Abstract

The interaction between vegetation and the atmosphere is highly complex in fog affected ecosystems like Tropical Montane Cloud Forests (TMCFs). Despite acknowledging fog effects on the canopy’s water balance, quantifying their influence remains challenging. While the reduction in potential evaporation that is caused by fog presence, is largely independent of land cover, fog interception itself strongly depends on the land-cover’s vegetation characteristics. A better understanding of how these two fog related processes affect the water balance is highly relevant under current land-use and climate-change pressures. In this study we evaluate the different fog effects on TMCFs’ canopy interception combining model simulations and high temporal resolution (10 min) observations that were collected in different TMCF regeneration stages: early succession, secondary and old-growth TMCFs. We also analyse the difficulties in closing catchment water balances caused by limitations on the interpretation of throughfall data to properly represent these fog effects.Results show that different fog frequencies along elevation affect potential evaporation.
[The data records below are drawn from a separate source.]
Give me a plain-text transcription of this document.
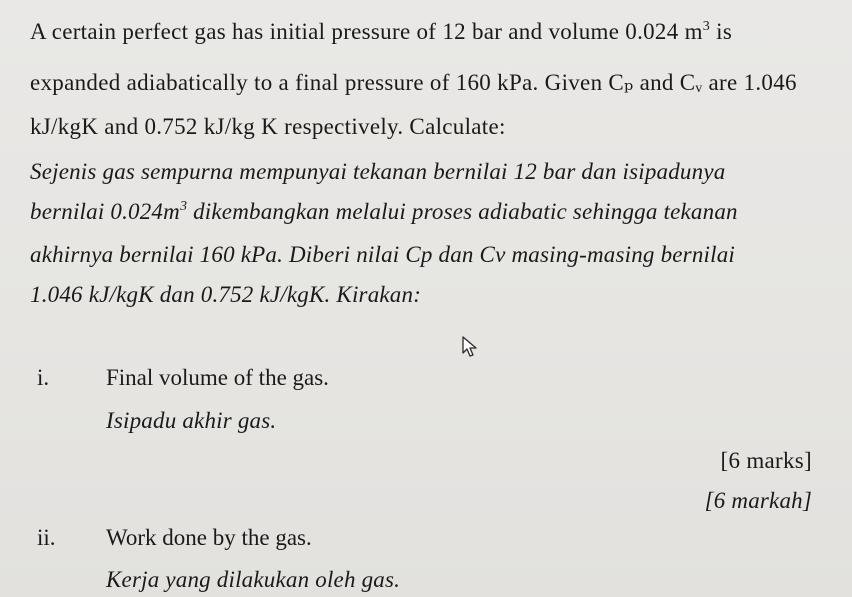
A certain perfect gas has initial pressure of 12 bar and volume 0.024 $m^3$ is
expanded adiabatically to a final pressure of 160 kPa. Given Cₚ and Cᵥ are 1.046
kJ/kgK and 0.752 kJ/kg K respectively. Calculate:
Sejenis gas sempurna mempunyai tekanan bernilai 12 bar dan isipadunya
bernilai $0.024m^3$ dikembangkan melalui proses adiabatic sehingga tekanan
akhirnya bernilai 160 kPa. Diberi nilai Cp dan Cv masing-masing bernilai
1.046 kJ/kgK dan 0.752 kJ/kgK. Kirakan:
i. Final volume of the gas.
Isipadu akhir gas.
[6 marks]
[6 markah]
ii. Work done by the gas.
Kerja yang dilakukan oleh gas.
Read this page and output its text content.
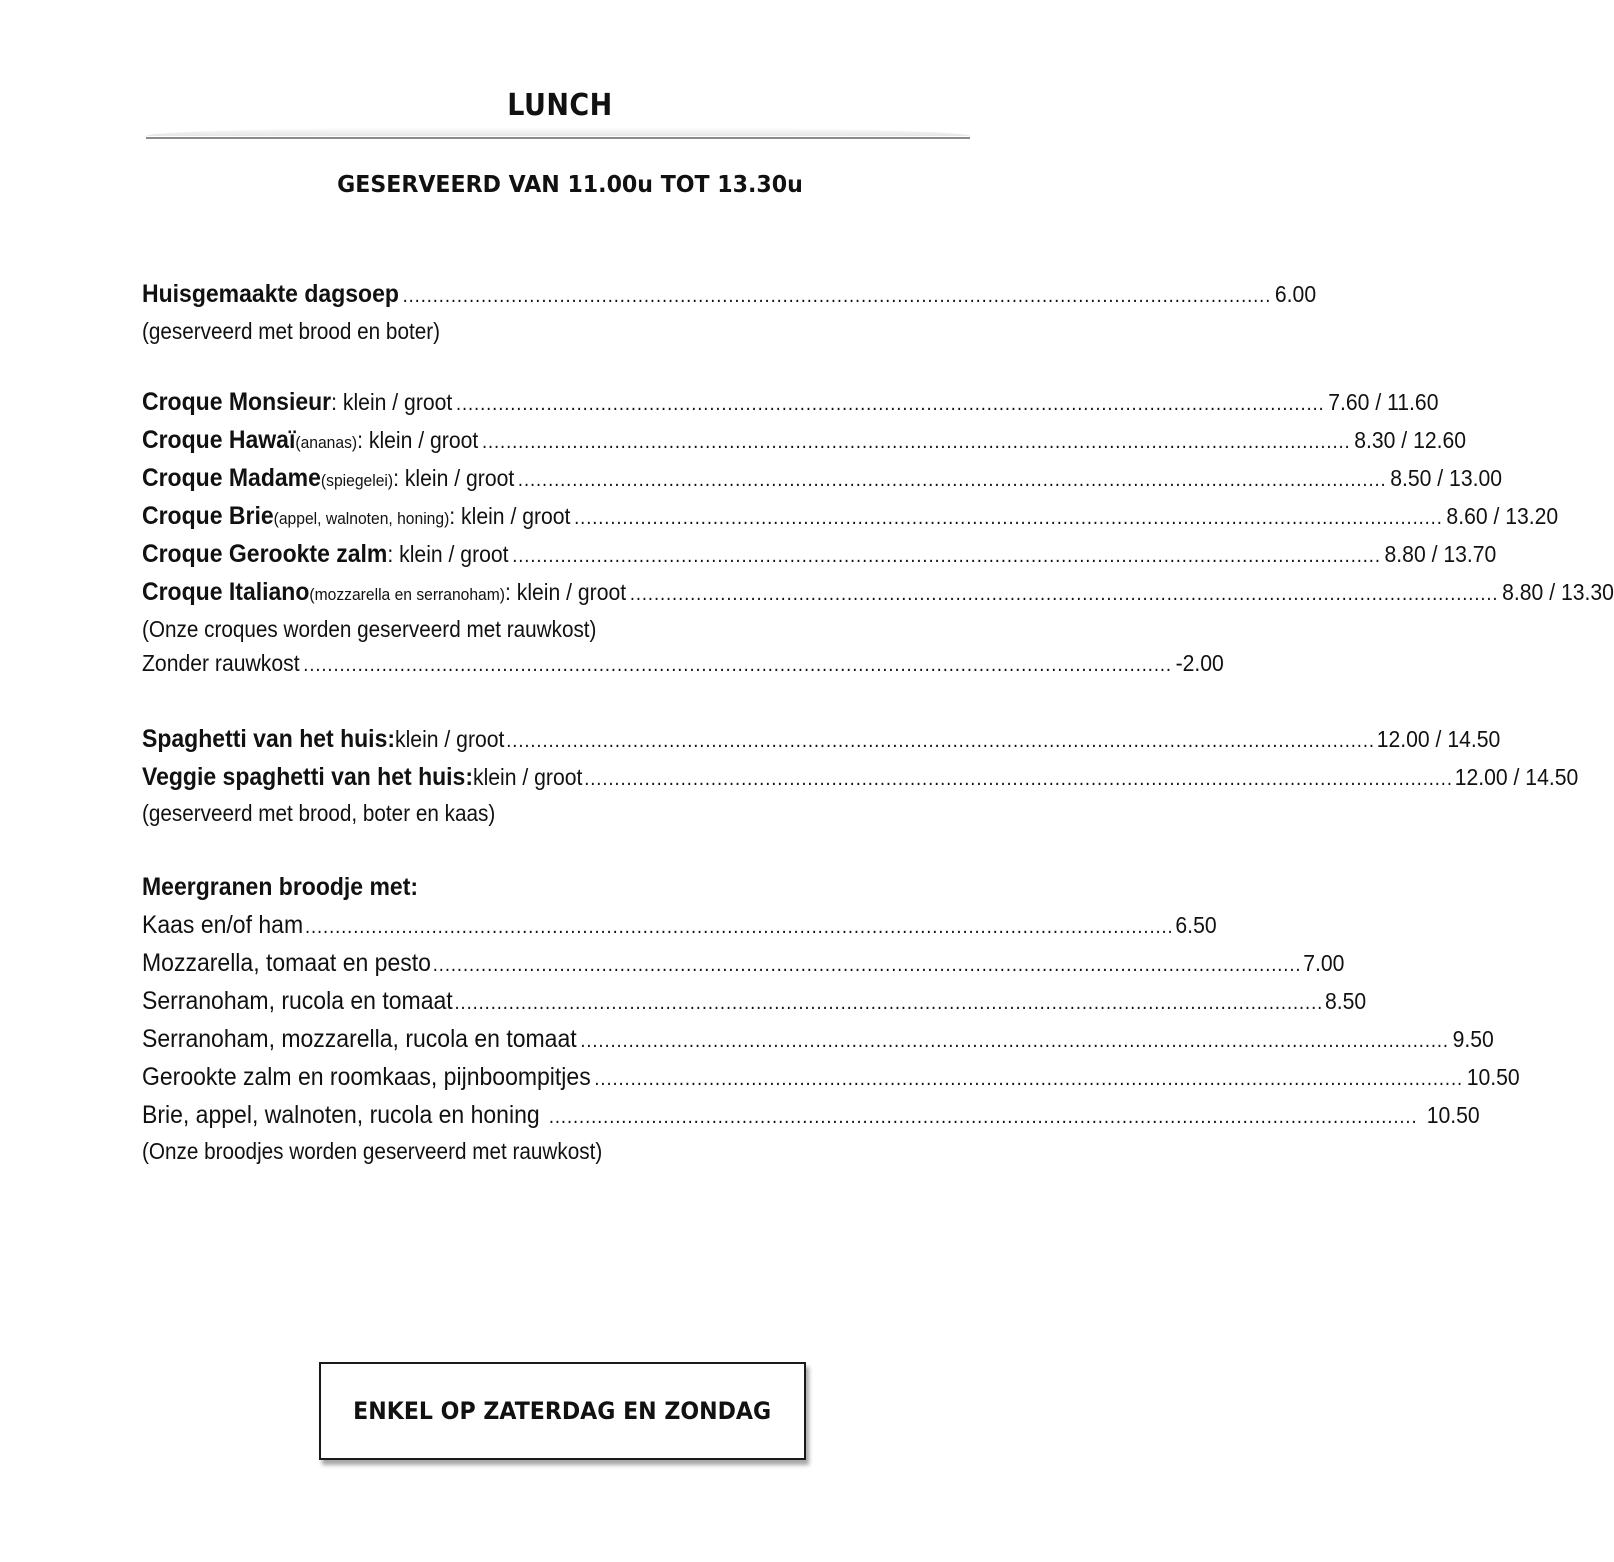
LUNCH
GESERVEERD VAN 11.00u TOT 13.30u
Huisgemaakte dagsoep ................................................................................................................................................ 6.00
(geserveerd met brood en boter)
Croque Monsieur : klein / groot ................................................................................................................................................ 7.60 / 11.60
Croque Hawaï (ananas) : klein / groot ................................................................................................................................................ 8.30 / 12.60
Croque Madame (spiegelei) : klein / groot ................................................................................................................................................ 8.50 / 13.00
Croque Brie (appel, walnoten, honing) : klein / groot ................................................................................................................................................ 8.60 / 13.20
Croque Gerookte zalm : klein / groot ................................................................................................................................................ 8.80 / 13.70
Croque Italiano (mozzarella en serranoham) : klein / groot ................................................................................................................................................ 8.80 / 13.30
(Onze croques worden geserveerd met rauwkost)
Zonder rauwkost ................................................................................................................................................ -2.00
Spaghetti van het huis: klein / groot ................................................................................................................................................ 12.00 / 14.50
Veggie spaghetti van het huis: klein / groot ................................................................................................................................................ 12.00 / 14.50
(geserveerd met brood, boter en kaas)
Meergranen broodje met:
Kaas en/of ham ................................................................................................................................................ 6.50
Mozzarella, tomaat en pesto ................................................................................................................................................ 7.00
Serranoham, rucola en tomaat ................................................................................................................................................ 8.50
Serranoham, mozzarella, rucola en tomaat ................................................................................................................................................ 9.50
Gerookte zalm en roomkaas, pijnboompitjes ................................................................................................................................................ 10.50
Brie, appel, walnoten, rucola en honing ................................................................................................................................................ 10.50
(Onze broodjes worden geserveerd met rauwkost)
ENKEL OP ZATERDAG EN ZONDAG
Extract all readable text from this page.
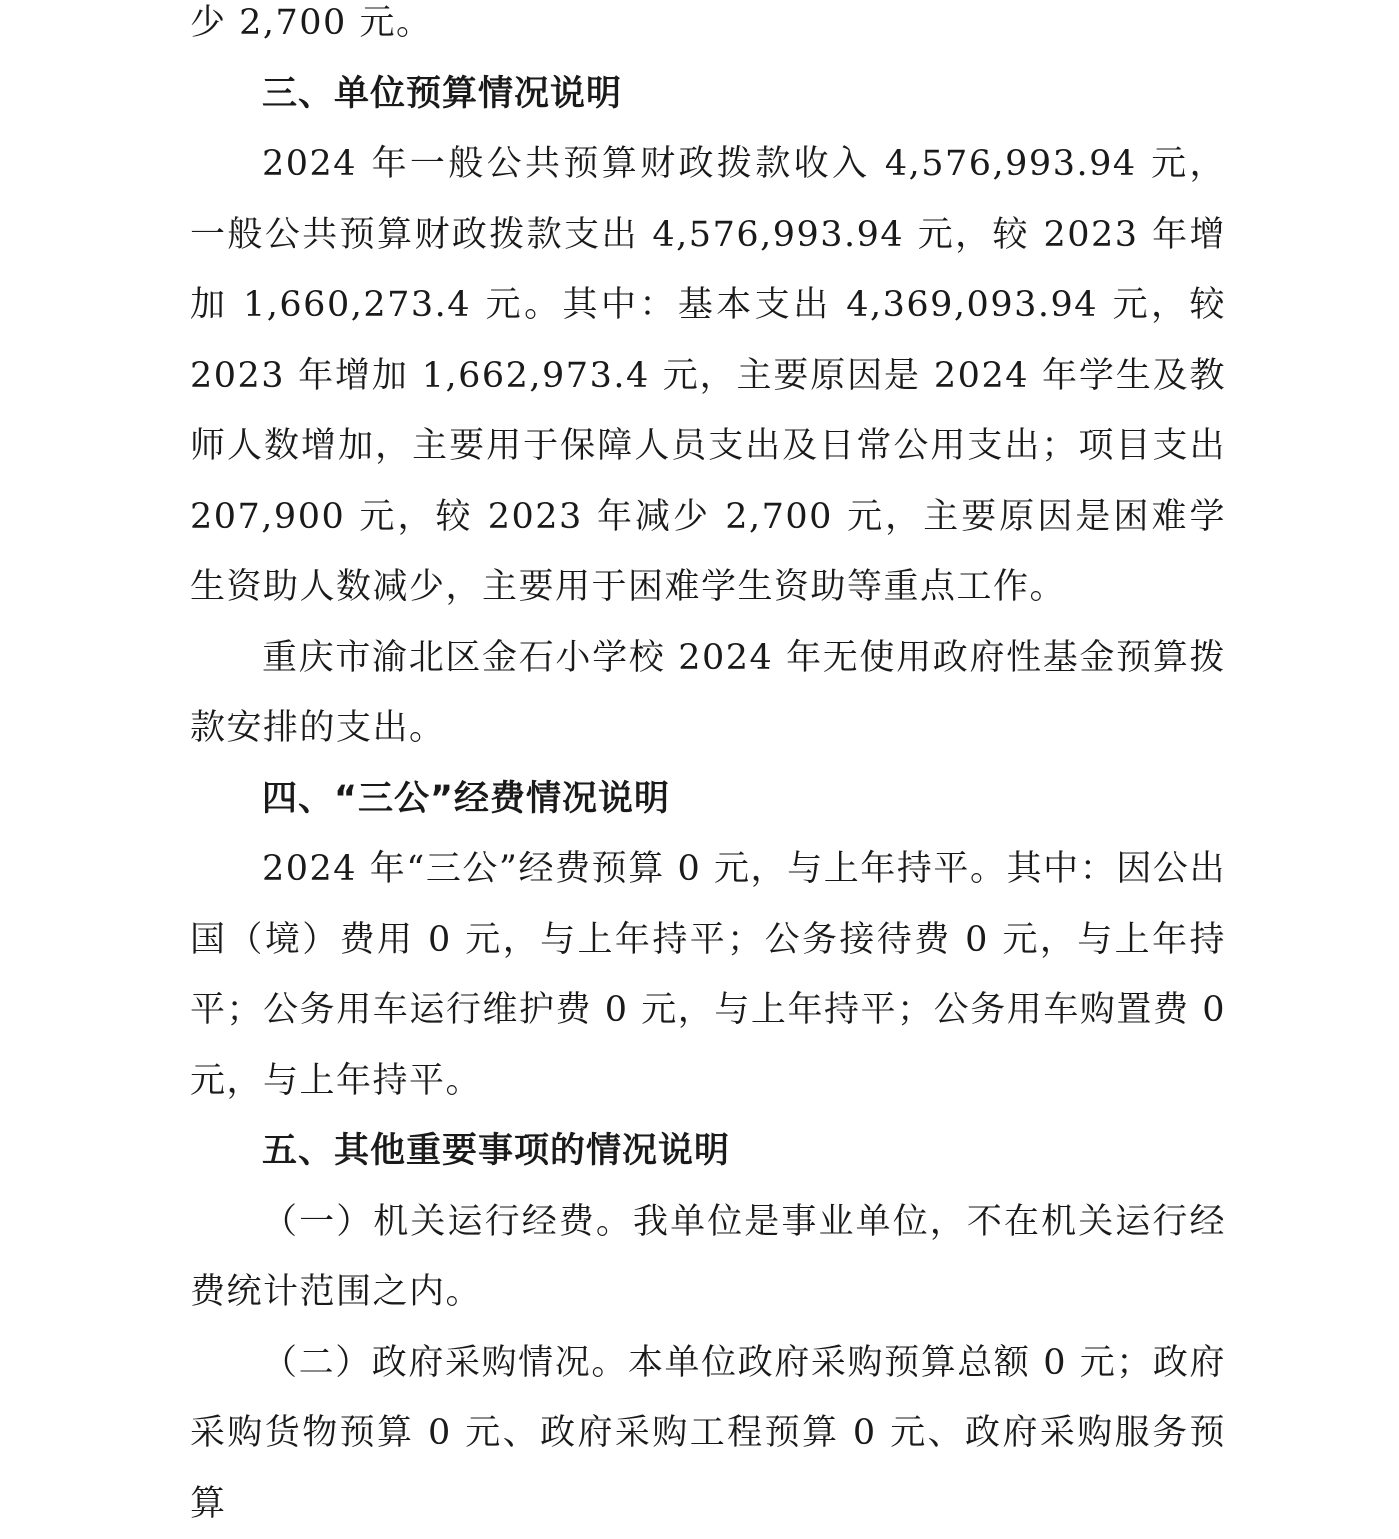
少 2,700 元。

三、单位预算情况说明

2024 年一般公共预算财政拨款收入 4,576,993.94 元，一般公共预算财政拨款支出 4,576,993.94 元，较 2023 年增加 1,660,273.4 元。其中：基本支出 4,369,093.94 元，较 2023 年增加 1,662,973.4 元，主要原因是 2024 年学生及教师人数增加，主要用于保障人员支出及日常公用支出；项目支出 207,900 元，较 2023 年减少 2,700 元，主要原因是困难学生资助人数减少，主要用于困难学生资助等重点工作。

重庆市渝北区金石小学校 2024 年无使用政府性基金预算拨款安排的支出。

四、“三公”经费情况说明

2024 年“三公”经费预算 0 元，与上年持平。其中：因公出国（境）费用 0 元，与上年持平；公务接待费 0 元，与上年持平；公务用车运行维护费 0 元，与上年持平；公务用车购置费 0 元，与上年持平。

五、其他重要事项的情况说明

（一）机关运行经费。我单位是事业单位，不在机关运行经费统计范围之内。

（二）政府采购情况。本单位政府采购预算总额 0 元；政府采购货物预算 0 元、政府采购工程预算 0 元、政府采购服务预算
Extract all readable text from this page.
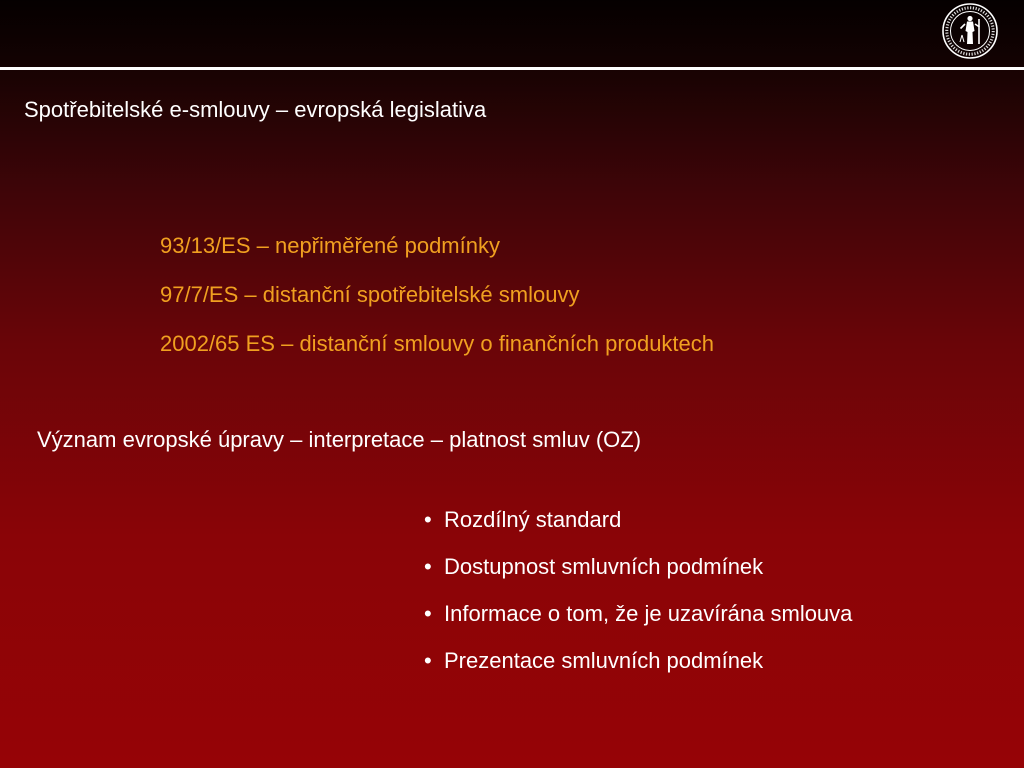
Spotřebitelské e-smlouvy – evropská legislativa
93/13/ES – nepřiměřené podmínky
97/7/ES – distanční spotřebitelské smlouvy
2002/65 ES – distanční smlouvy o finančních produktech
Význam evropské úpravy – interpretace – platnost smluv (OZ)
• Rozdílný standard
• Dostupnost smluvních podmínek
• Informace o tom, že je uzavírána smlouva
• Prezentace smluvních podmínek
The higher elevation old-growth TMCFs have a lower simulated evaporation and a lower dry canopy frequency than the low elevation secondary and early succession forests. Furthermore, we show that fog water inputs during fog-only events, even though higher at the higher elevation, are irrelevant as water inputs (from 0.8% to 1.6% of measured rainfall), but fog’s contribution to through-fall during foggy rainfall events can be more relevant (from 5.8%–12.8% of measured rainfall). Additional to the fog trends along the elevation, we also uncover variable fog-vegetation interactions controlled by differences in canopy water storages as a function of forest cover. Each evaluated process has associated uncertainties, which together cumulatively explain why closing a water budget in TMCF catchments is limited by data collection methods that probably do not capture all relevant fog effects. In addition, this study also indicates that the temporal resolution of measured rainfall and through-fall and compensating effects of canopy parameters that are estimated by the commonly used Rutter canopy-rainfall interception model, pose an additional challenge to understand and quantify fog effects in the water budgets of TMCFs.